Even though a few extra years of study were looking more and more like a step in the right direction—traveling as an effective man instead of a kid, not getting left at the docks by my girlfriend—I still had my issues with going back to school. It would mean joining ranks with the centuries of pale Europeans who’d gone out and filled their books with botanical curiosities, anthropological hierarchies, measurements of the Earth. Even in my short time out there, I’ve seen white scholars acting in ways I want nothing to do with. The first time I visited a Candomblé temple in Brazil, it was with an American anthropologist who was interviewing the Mother-of-the-Saints who ran the place. While he was stuck in her audience chamber, handing over gifts for the privilege of recording her public-consumption announcements, I got to hang out in the sun-dappled yard and chat with her husband about how his life had brought him there, and sketch him with their daughter on his knee. Later, the professor told me he’d seen my drawing tacked up on the audience chamber wall. If science meant trading that kind of human connection for a tape recorder and a list of publications, I didn’t want any part of it.
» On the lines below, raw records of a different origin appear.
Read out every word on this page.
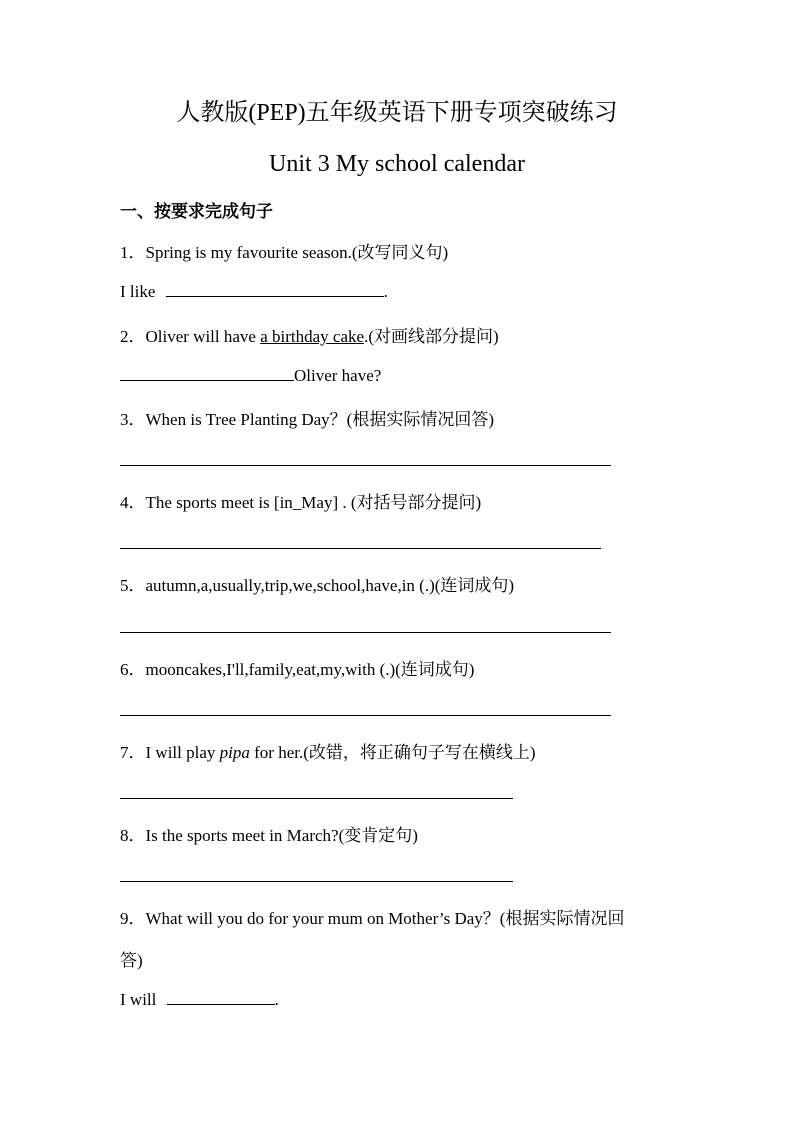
人教版(PEP)五年级英语下册专项突破练习
Unit 3 My school calendar
一、按要求完成句子
1．Spring is my favourite season.(改写同义句)
I like	.
2．Oliver will have a birthday cake.(对画线部分提问)
Oliver have?
3．When is Tree Planting Day？(根据实际情况回答)
4．The sports meet is [in_May] . (对括号部分提问)
5．autumn,a,usually,trip,we,school,have,in (.)(连词成句)
6．mooncakes,I'll,family,eat,my,with (.)(连词成句)
7．I will play pipa for her.(改错，将正确句子写在横线上)
8．Is the sports meet in March?(变肯定句)
9．What will you do for your mum on Mother’s Day？(根据实际情况回
答)
I will	.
And yet, and yet: I still feel a jerk of kinship with even the most random scientists on the most random projects out there. Take the young men who scattered out from Europe to watch Venus cross the Sun in 1761. One of them was a guy named Charles Mason, 32: he’d been assisting at Greenwich Observatory going on four years, and the funeral for his wife Rebekah was still fresh in his head, when the Royal Society summoned him to set up a telescope at a pepper-trading fort called Bencoolen on the island of Sumatra, the remotest speck of the British Empire. There was Jeremiah Dixon, 27: when the Royal Military College called on him to test his surveyor’s skills, it had been a matter of months since his Quaker hall had disowned him for drinking to excess. You can see him anxiously checking the fall of his wig and long, plain red coat in the mirror. It was a war out there, from Quebec to the Philippines, and Bencoolen was a boggy malarial hell at the best of times, but if the Royal Society would have him, it would mean a princely £200 and a shot at a whole new life. Then there’s Nathan Wilkinson, 26: the world is smaller in 2006, but I’m no more prepared for the enormities out there. As Charles and Jeremiah head into the unknown, I’m already there, treading water, furiously trying to think what to do as the ocean rolls away.